Deep Learning for Predicting Dynamic Uncertain Opinions in Network Data

arXiv.org Machine Learning

--Subjective Logic (SL) is one of well-known belief models that can explicitly deal with uncertain opinions and infer unknown opinions based on a rich set of operators of fusing multiple opinions. Due to high simplicity and applicability, SL has been substantially applied in a variety of decision making in the area of cybersecurity, opinion models, trust models, and/or social network analysis. However, SL and its variants have exposed limitations in predicting uncertain opinions in real-world dynamic network data mainly in threefold: (1) a lack of scalability to deal with a large-scale network; (2) limited capability to handle heterogeneous topological and temporal dependencies among node-level opinions; and (3) a high sensitivity with conflicting evidence that may generate counterintuitive opinions derived from the evidence.

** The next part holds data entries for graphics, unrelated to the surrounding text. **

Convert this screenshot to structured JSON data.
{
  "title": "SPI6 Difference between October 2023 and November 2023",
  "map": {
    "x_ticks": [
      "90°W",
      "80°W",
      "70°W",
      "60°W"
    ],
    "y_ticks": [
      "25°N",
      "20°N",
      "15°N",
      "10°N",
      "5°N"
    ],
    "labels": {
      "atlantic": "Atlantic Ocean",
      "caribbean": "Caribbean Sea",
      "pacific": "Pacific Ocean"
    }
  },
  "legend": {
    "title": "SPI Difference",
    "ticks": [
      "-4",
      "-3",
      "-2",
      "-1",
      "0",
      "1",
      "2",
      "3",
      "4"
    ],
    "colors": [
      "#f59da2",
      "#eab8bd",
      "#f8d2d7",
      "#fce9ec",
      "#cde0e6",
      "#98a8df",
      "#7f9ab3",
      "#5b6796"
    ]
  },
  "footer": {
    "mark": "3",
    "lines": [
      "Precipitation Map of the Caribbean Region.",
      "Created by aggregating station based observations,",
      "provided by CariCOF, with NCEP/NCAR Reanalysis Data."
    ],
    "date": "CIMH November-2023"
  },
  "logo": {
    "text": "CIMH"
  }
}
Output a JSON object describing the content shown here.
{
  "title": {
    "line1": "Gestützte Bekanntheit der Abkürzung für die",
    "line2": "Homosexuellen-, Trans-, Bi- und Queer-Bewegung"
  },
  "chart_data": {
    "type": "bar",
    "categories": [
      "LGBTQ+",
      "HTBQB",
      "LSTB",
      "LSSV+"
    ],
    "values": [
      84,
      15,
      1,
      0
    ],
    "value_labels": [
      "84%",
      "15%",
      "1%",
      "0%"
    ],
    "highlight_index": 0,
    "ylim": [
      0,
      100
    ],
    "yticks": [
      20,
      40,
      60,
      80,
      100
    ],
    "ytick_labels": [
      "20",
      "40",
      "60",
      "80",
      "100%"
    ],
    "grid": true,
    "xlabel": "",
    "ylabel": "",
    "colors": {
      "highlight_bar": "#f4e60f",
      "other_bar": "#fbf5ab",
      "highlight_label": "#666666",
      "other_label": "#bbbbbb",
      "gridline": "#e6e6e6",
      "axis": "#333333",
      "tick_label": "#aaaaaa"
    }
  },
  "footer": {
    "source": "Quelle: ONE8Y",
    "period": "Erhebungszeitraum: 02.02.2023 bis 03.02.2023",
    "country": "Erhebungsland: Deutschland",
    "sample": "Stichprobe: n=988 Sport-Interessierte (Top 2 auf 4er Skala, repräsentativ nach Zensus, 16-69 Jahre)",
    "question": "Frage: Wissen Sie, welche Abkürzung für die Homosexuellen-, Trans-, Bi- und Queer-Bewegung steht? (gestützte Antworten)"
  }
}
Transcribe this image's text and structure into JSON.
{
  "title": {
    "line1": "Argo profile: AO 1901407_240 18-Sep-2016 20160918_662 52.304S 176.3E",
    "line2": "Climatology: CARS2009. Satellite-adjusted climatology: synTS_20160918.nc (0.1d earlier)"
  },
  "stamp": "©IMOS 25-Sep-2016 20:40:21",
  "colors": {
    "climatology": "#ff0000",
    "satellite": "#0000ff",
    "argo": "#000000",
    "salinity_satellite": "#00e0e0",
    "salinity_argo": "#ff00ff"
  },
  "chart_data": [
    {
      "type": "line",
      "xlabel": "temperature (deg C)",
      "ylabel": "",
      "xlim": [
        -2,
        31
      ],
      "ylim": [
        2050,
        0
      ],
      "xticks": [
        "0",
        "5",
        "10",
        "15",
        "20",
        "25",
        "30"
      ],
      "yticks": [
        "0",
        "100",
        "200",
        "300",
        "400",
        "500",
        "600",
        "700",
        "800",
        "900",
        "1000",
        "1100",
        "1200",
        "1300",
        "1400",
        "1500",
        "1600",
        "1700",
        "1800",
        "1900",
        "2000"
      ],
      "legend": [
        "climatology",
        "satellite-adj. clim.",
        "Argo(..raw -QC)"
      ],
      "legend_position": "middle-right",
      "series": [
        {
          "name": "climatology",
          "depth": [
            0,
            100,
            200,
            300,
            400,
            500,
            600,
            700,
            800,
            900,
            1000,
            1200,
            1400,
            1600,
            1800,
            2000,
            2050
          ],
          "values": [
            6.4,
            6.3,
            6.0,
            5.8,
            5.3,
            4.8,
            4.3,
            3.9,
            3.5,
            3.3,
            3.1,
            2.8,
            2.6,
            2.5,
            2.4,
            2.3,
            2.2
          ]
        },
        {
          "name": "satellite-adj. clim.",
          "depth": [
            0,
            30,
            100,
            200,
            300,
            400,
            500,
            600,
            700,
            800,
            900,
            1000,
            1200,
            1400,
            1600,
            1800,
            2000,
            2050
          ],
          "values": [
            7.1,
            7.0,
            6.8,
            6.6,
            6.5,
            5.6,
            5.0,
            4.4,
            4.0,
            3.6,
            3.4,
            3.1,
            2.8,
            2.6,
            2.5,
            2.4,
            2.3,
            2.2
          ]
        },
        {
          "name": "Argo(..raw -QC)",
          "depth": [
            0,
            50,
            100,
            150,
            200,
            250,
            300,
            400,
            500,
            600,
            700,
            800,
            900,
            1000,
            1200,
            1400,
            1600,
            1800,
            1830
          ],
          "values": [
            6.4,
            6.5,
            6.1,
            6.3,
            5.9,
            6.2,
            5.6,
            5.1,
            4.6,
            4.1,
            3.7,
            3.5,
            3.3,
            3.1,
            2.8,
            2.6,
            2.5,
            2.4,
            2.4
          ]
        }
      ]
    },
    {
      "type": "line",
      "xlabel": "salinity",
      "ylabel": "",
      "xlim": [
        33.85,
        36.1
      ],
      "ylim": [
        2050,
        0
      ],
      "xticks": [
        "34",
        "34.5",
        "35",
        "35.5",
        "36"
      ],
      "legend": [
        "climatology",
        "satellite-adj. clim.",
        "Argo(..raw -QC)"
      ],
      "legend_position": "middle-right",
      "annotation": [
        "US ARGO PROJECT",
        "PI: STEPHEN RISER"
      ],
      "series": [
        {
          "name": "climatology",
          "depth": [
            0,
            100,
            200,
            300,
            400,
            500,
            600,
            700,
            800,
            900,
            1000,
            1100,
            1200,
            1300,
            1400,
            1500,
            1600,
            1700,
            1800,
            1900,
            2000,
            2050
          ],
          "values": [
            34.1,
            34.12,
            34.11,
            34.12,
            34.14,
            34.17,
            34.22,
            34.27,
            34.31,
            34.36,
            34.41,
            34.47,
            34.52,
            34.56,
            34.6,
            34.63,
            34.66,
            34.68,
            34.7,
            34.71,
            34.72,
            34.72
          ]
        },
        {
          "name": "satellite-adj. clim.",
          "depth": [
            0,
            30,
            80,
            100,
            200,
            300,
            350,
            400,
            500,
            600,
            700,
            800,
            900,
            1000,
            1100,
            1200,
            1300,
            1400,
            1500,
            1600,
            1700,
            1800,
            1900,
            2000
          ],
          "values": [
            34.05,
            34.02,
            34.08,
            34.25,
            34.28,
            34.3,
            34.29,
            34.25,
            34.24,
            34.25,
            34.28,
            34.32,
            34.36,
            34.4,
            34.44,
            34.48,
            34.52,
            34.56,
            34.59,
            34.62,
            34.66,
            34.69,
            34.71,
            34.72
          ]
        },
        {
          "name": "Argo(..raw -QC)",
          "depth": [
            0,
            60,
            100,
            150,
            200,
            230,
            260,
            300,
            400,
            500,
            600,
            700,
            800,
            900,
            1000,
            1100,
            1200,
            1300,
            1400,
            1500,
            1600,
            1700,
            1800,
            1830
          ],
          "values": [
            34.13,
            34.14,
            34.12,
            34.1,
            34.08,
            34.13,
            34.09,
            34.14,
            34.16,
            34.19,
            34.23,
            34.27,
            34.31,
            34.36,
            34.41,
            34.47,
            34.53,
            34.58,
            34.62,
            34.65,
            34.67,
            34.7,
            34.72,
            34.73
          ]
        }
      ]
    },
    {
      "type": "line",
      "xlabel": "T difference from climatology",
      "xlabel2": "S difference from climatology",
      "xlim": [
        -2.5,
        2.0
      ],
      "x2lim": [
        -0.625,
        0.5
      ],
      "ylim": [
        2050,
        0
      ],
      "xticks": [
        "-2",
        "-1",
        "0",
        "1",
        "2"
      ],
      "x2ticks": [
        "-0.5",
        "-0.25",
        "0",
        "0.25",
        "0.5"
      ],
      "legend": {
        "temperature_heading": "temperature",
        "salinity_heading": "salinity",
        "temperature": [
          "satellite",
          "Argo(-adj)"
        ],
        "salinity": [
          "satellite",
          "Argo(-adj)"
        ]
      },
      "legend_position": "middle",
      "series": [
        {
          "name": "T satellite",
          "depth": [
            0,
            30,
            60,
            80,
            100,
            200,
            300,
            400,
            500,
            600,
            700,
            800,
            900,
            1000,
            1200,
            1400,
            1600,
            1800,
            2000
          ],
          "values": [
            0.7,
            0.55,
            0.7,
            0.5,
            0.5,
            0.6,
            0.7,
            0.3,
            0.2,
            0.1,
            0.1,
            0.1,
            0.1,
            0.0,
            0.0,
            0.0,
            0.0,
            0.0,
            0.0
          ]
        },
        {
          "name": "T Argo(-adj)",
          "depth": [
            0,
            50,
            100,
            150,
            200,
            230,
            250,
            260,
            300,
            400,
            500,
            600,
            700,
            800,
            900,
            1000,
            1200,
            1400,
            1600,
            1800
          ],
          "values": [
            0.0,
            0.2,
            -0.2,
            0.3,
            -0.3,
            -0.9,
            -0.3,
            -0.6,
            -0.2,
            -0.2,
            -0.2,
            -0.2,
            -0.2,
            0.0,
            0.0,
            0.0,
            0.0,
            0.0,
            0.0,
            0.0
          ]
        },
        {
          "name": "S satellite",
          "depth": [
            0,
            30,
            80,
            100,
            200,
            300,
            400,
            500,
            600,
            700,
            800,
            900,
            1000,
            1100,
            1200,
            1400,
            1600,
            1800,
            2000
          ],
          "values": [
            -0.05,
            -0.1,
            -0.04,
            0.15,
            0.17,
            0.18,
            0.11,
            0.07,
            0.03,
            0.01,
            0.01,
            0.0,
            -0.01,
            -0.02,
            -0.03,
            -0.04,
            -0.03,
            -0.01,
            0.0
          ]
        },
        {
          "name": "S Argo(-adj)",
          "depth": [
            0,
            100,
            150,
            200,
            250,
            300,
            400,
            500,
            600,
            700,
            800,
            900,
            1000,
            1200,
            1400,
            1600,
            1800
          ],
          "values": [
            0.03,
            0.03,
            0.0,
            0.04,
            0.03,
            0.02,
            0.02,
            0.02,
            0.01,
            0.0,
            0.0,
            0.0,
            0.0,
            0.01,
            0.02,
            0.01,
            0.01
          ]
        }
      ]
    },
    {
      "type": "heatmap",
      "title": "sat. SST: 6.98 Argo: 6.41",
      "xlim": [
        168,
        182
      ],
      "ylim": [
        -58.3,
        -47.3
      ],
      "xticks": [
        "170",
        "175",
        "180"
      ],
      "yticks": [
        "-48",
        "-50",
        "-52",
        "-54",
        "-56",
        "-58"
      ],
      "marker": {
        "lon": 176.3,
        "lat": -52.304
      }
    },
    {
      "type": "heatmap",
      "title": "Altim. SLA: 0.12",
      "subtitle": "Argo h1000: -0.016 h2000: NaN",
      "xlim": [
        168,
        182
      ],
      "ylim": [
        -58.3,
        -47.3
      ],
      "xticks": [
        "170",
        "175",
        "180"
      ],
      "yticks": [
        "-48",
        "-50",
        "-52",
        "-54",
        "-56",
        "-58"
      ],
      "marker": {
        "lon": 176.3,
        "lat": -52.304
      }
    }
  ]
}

In this work, we proposed a novel deep learning (DL)- based dynamic opinion inference model while node-level opinions are still formalized based on SL meaning that an opinion has a dimension of uncertainty in addition to belief and disbelief in a binomial opinion (i.e., agree or disagree). The proposed DLbased dynamic opinion inference model overcomes the above three limitations by integrating the following techniques: (1) state-of-the-art DL techniques, such as the Graph Convolutional Network (GCN) and the Gated Recurrent Units (GRU) for modeling the topological and temporal heterogeneous dependency information of a given dynamic network; (2) modeling conflicting opinions based on robust statistics; and (3) a highly scalable inference algorithm to predict dynamic, uncertain opinions in a linear computation time. We validated the outperformance of our proposed DLbased algorithm (i.e., GCN-GRU-opinion model) via extensive comparative performance analysis based on four real-world datasets. In the decision making domain, including the fields of evidence and belief theories, reasoning or managing uncertainty has been studied since 1960s. The examples include Fuzzy Logic, Dempster-Shafer Theory (DST), Transferable Belief Model, and Dezert-Smarandache Theory [6]. These theories deal with uncertainty implicitly. In 1990's, as another variant of DST, Subjective Logic (SL) [16] is proposed to deal with a dimension of uncertainty in subjective opinions more explicitely. SL defines a binomial opinion (e.g., agree vs. disagree) with three dimensions, including belief, disbelief, and uncertainty.